GR L 4191; (July, 1908) (Digest)
FACTS:
G.R. No. L-4191: THE UNITED STATES vs. LOUIS A. DOWDELL, JR., AND WILSON W. HARN
July 18, 1908
Louis A. Dowdell, Jr., a supply officer for the Province of Samar, and Wilson W. Harn, his subordinate, both officers of the Philippines Constabulary, were charged with malversation of public moneys along with a friend, McIlvane, who was visiting Harn.
On January 12, 1907, Dowdell, having been relieved of his duties, reported that his office safe, containing approximately P6,000 in paper money and P3,000-P4,000 in coins, had disappeared. Days later, at McIlvane’s instance, the safe was recovered from the bay, containing only 40 centavos. However, a sum of P9,971.26 in paper and silver money was subsequently found hidden in various places on Harn’s premises and turned over to the Government.
Evidence showed that in the week preceding January 12, the three men had been drinking together. Dowdell had suggested his “safe and accounts were in the bay.” Over several days, money (both paper and silver) was moved from Dowdell’s office to Harn’s house. On the evening of January 12, the three men proceeded to the Constabulary office, where Dowdell and McIlvane lowered the safe into a boat and threw it into the bay.
All three were found guilty in separate trials. Dowdell and Harn were sentenced to six years and one day of imprisonment, while McIlvane, as an accomplice, received four months. Dowdell and Harn appealed their conviction.
On appeal, the defense raised procedural questions, alleging that the record failed to show the accused were present throughout the trial, arraigned, or had pleaded. The defense also contended that the recovery of the money should qualify the malversation. The Attorney-General sought to increase the penalty due to the offense being committed at night, while the trial judge had considered drunkenness as an extenuating circumstance.
ISSUE:
1. Did procedural defects (lack of record of presence, arraignment, or plea) invalidate the trial court’s proceedings?
2. Does the recovery of malversed public funds by the government qualify the offense or lessen the responsibility of the accused, or does it fall under Article 392 of the Penal Code (appropriation with intent to make good)?
3. Were there any extenuating circumstances (drunkenness) or aggravating circumstances (nighttime commission) applicable to the offense?
RULING:
1. No. The Supreme Court found, upon a full return of the proceedings from the Court of First Instance, that each defendant was present throughout his trial, was duly arraigned, and pleaded not guilty. Thus, the alleged procedural defects were not sustained.
2. No. The recovery of the money by the government did not qualify the offense or lessen the responsibility of the accused. The Court held that the money was not returned or made good by the accused voluntarily; rather, it was recovered by the Government through its own efforts, despite the accused’s attempts to conceal it.
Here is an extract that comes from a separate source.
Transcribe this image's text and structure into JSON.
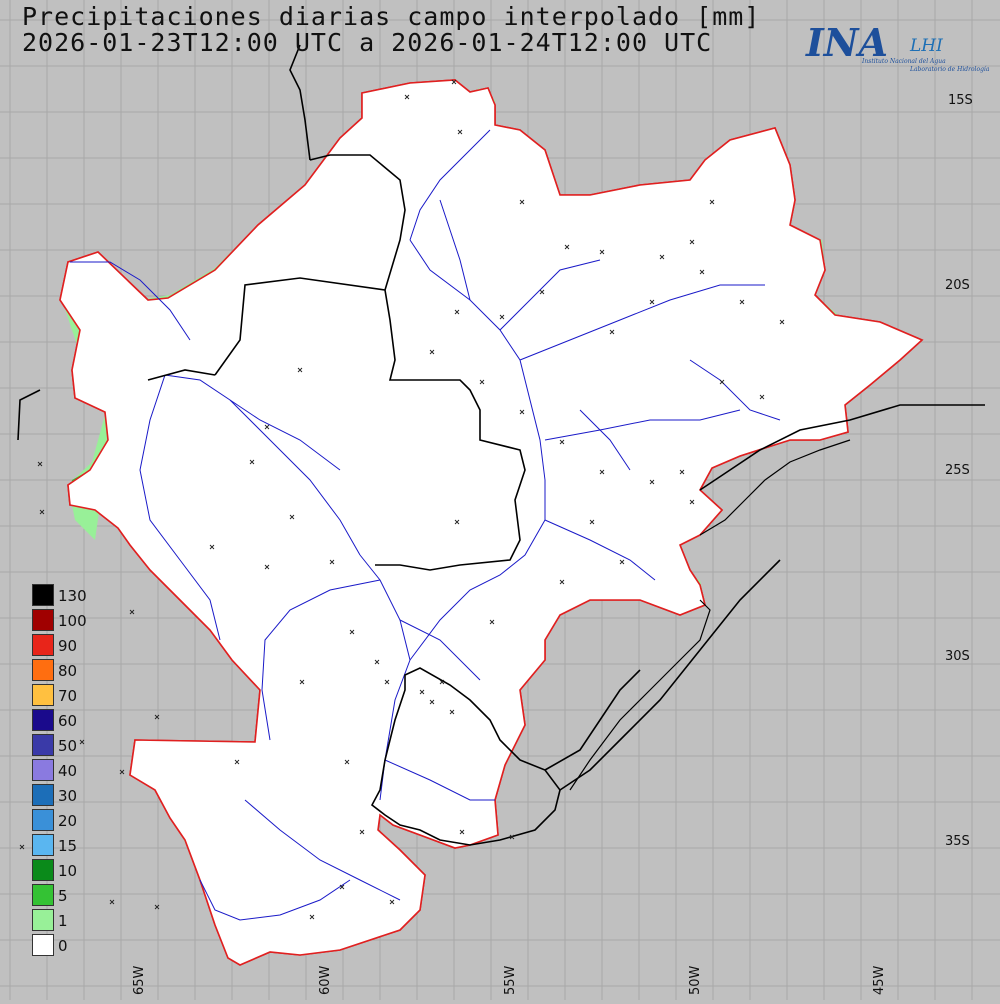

The Court clarified that the offense fell under Article 390 of the Penal Code (appropriation of public moneys with the intent of keeping it), not Article 392 (appropriation with intent to make good). The distinction lies in the intention of the official to restore or not to restore the money, and in this case, all facts pointed to a deliberate and permanent misappropriation.
3. No. The Court rejected both the extenuating circumstance of drunkenness and the aggravating circumstance of nighttime commission.
Drunkenness: The Court found no justification for considering drunkenness as an extenuating circumstance. Despite their drinking, the accused were “clear-headed enough to know that they were about and to follow out a concerted and intelligent plan of operations,” indicating no decrease in responsibility for their acts.
Nighttime: The Court also denied the Attorney-General’s request to increase the penalty based on nighttime commission. While the safe was disposed of after nightfall, the act of withdrawing the moneys, which constitutes the statutory offense of malversation, occurred during daylight hours.
Therefore, the Supreme Court found Dowdell and Harn guilty of malversation of public funds under Article 390 of the Penal Code, without any extenuating or aggravating circumstances. The penalty was increased to presidio mayor in its medium degree, resulting in imprisonment for eight years and one day. Each appellant was ordered to pay one-half of the costs. The judgment of the court below was affirmed in other respects.